Yardımcı Hizmetler Sınıfı’ndaki personel, bir defaya mahsus olarak Genel İdare Hizmetleri Sınıfı’na geçirilmeli; eğitim durumlarına göre yükselebilecekleri dereceler kadrolarına yansıtılmalıdır.
Aile yılı kapsamında: Aile birliği sağlanmalı, evlilikler teşvik edilmeli, doğurganlığı artıracak destekler verilmelidir. Eş durumu, sağlık ve öğrenim özrü önündeki engeller kaldırılmalıdır. Görevde yükselme ve unvan değişikliği sınavları düzenli hale getirilmeli, sözlü sınav kaldırılarak yazılı sınav esas alınmalıdır. Sağlık çalışanlarının her ay değişen ücret sorunları çözülmeli, tek kalem maaş sistemine geçilmelidir. Özel hizmet tazminat oranları unvan bazında eşitlenerek tüm memurlar için artırılmalıdır. Şef, mühendis, avukat gibi unvanlarda özlük hakları düzenlenmeli, merkez-taşra uzmanı ayrımı kaldırılmalı; zorunlu rotasyon yerine mahrumiyet bölgesi ve afet bölgesi ödemeleri yapılmalıdır. Fazla mesai ücreti, çalışanın saatlik ücretinden az olmayacak şekilde artırılmalı; ek ders ve nöbet ücretleri artırılmalıdır. Daha önce karar altına alınan konular ilerletilerek sürdürülmelidir. Ayrıca: 399 sayılı KHK'ya tabi personelin ek ödeme, kurum değişikliği, nakil ve vergi adaletsizliği sorunları çözüme kavuşturulmalı; askeri işyerleri ve Emniyet teşkilatında görevli sivil personel ile güvenlik görevlilerinin sorunları giderilmelidir. Tüm kamu çalışanları işçiler gibi yemek hizmetinden ücretsiz faydalanmalı; hizmet verilmeyen yerlerde nakit yemek ücreti ödenmelidir.

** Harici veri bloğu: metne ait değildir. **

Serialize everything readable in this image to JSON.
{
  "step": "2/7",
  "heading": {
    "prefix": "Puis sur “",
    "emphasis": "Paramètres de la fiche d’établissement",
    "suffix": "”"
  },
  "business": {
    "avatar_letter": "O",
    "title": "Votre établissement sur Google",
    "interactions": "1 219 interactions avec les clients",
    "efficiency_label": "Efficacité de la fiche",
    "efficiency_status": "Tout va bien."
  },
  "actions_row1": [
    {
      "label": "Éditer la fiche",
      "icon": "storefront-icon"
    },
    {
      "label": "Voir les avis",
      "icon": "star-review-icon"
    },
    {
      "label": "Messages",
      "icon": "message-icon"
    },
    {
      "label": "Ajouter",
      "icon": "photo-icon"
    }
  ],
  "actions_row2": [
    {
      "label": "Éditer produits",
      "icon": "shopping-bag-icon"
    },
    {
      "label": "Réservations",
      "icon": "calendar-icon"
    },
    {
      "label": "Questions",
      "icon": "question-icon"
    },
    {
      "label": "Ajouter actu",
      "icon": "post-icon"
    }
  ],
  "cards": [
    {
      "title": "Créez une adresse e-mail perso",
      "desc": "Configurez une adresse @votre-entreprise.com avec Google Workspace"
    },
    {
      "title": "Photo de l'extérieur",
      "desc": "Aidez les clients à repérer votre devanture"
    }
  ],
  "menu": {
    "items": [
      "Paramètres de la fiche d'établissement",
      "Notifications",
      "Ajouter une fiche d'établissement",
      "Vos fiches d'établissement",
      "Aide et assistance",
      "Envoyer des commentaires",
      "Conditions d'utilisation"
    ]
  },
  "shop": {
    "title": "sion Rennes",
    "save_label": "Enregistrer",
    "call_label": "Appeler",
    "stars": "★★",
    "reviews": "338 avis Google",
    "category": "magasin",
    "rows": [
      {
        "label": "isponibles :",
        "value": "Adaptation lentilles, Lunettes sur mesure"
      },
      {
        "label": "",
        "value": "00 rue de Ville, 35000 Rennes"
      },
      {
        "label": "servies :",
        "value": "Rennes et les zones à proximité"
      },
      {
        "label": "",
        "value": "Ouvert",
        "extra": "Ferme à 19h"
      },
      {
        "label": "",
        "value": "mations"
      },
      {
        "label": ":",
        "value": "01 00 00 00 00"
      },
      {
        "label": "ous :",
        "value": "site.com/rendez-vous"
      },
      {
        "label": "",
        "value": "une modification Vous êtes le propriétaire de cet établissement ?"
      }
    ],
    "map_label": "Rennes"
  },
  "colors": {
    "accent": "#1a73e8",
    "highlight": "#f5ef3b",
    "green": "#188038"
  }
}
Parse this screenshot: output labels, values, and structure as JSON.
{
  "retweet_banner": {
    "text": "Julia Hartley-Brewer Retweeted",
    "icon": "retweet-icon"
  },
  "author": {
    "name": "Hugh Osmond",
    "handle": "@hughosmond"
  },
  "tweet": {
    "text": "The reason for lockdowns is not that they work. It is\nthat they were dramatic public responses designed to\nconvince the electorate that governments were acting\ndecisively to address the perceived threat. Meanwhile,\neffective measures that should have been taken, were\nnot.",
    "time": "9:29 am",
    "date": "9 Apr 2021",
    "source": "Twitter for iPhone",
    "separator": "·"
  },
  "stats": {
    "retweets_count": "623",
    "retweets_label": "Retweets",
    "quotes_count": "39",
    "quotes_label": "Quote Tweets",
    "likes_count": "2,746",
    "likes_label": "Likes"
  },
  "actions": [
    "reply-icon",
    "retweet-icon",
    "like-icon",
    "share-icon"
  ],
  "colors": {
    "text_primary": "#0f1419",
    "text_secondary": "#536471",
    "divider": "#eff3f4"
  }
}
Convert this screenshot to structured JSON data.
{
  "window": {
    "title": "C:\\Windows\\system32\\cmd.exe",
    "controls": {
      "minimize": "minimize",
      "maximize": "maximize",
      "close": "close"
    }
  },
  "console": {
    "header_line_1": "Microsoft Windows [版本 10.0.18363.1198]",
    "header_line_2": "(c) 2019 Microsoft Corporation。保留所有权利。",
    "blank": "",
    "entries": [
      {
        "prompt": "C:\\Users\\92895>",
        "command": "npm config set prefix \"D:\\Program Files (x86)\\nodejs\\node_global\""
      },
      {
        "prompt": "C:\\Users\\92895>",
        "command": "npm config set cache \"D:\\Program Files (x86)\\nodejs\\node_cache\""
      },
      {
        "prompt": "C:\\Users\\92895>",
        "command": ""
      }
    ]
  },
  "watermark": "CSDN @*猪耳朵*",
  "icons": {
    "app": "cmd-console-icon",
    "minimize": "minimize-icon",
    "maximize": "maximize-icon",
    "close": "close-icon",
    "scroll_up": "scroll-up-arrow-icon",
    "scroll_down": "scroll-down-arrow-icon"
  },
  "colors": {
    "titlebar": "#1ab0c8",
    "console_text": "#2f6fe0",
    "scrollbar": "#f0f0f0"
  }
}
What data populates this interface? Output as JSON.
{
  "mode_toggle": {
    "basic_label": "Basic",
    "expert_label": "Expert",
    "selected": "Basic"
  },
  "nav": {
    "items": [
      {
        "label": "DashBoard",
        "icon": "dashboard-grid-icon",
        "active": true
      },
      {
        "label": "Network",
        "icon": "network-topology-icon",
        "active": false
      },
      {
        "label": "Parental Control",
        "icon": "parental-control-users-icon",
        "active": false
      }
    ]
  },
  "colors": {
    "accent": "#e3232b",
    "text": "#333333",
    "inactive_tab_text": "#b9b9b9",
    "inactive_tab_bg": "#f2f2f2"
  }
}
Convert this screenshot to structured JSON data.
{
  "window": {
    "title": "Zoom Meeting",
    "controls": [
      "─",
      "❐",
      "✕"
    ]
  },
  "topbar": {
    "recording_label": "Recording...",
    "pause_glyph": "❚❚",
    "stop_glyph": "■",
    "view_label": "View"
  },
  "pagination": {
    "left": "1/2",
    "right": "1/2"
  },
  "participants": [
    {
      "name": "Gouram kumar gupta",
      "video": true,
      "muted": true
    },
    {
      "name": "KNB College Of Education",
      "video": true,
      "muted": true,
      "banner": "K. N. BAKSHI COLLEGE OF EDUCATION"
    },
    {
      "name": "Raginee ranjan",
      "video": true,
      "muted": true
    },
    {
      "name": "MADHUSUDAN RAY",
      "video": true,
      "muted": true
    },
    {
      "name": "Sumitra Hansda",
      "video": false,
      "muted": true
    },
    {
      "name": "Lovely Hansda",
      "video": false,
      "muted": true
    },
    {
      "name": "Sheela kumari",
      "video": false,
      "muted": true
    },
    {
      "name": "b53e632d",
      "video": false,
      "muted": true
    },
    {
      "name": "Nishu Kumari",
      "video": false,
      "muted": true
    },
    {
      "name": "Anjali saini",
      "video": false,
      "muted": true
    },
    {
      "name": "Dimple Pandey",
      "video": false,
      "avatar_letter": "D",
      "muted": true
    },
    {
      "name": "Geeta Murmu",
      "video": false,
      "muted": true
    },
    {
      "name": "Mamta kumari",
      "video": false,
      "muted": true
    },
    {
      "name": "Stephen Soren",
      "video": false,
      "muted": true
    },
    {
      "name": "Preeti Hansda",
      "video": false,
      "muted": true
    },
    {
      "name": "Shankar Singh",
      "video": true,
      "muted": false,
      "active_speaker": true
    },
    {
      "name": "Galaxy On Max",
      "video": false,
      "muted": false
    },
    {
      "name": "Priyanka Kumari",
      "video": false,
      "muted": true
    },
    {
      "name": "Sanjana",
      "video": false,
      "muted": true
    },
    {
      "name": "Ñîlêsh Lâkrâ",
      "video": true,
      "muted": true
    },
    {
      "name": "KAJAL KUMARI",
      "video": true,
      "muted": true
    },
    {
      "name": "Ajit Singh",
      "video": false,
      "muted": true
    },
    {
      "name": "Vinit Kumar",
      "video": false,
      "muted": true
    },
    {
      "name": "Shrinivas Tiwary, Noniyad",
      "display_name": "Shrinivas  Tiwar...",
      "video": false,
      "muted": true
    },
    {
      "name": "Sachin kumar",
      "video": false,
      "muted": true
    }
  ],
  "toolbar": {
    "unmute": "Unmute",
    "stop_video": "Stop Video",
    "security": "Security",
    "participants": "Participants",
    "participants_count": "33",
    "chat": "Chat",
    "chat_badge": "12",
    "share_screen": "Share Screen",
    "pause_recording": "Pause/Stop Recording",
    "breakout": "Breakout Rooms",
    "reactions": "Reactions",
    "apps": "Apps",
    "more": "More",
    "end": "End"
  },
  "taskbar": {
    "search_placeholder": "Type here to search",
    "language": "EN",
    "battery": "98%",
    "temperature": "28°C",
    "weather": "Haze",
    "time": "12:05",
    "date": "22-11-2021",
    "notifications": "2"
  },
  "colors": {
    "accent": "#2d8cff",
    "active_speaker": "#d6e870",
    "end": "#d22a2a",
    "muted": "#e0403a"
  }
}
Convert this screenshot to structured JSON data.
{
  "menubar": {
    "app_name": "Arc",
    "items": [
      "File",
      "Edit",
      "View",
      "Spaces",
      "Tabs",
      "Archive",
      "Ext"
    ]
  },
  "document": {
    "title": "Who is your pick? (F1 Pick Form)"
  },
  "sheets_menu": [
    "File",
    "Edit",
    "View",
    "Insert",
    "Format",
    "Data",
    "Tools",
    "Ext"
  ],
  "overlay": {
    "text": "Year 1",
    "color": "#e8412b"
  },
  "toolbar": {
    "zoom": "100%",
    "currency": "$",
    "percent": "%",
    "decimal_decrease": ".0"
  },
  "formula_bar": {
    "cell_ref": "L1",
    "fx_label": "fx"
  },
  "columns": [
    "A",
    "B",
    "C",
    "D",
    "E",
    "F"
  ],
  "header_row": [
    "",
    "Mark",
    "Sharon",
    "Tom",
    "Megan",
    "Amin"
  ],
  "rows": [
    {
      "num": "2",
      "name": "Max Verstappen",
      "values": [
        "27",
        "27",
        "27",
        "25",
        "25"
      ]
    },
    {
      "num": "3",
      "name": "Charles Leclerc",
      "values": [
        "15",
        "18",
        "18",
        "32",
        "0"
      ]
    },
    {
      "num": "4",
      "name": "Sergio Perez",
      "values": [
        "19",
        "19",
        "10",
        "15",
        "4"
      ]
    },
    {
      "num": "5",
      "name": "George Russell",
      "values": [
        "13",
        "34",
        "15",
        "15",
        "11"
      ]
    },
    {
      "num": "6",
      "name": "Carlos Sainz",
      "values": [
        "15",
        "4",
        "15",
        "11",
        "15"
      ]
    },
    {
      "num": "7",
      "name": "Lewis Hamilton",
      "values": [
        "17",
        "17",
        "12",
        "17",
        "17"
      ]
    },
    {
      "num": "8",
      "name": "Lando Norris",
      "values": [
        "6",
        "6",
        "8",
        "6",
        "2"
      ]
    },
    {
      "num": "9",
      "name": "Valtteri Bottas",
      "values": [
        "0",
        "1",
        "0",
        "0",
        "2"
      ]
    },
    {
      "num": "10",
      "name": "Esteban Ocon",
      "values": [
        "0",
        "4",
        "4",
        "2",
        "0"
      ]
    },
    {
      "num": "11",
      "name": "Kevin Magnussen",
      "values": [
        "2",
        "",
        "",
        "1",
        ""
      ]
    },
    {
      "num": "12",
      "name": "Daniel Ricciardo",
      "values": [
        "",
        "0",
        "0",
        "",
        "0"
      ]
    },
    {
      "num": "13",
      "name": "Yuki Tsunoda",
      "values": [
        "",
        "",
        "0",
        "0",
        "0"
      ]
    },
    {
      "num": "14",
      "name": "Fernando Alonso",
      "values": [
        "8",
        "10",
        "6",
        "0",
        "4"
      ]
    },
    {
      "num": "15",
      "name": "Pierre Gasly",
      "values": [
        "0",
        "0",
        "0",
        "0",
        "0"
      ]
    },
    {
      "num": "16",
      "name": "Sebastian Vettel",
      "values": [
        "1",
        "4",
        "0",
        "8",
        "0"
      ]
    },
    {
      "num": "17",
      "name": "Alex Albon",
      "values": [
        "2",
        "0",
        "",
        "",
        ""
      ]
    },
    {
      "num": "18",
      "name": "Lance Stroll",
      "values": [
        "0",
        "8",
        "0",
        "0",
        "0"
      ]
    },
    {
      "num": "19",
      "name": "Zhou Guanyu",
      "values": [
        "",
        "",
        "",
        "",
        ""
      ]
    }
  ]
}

Doğum yapan ya da vatani görevde olan kamu personelinin primleri kurum tarafından ödenmeye devam etmeli; bu süreçte maaşlarının belli oranı destek ödemesi olarak verilmelidir. Bayram ve hafta sonlarında çalışmak zorunda kalan kamu çalışanlarının koşulları yeniden değerlendirilmelidir. Fiili hizmet zamları güncellenmeli, mobbinge karşı yasal koruma sağlanmalıdır. Sosyal güvenlik sistemi gerçek bir koruma sağlayacak şekilde düzenlenmeli, sağlık hizmetlerinde katılım payları azaltılmalıdır. Engelli personel için pozitif ayrımcılık yapılmalı; kadın çalışanların sorunları çözülmeli; emekli maaşları yükseltilmeli, emeklilere aile yardımı ve çocuk parası gibi sosyal destekler verilmelidir."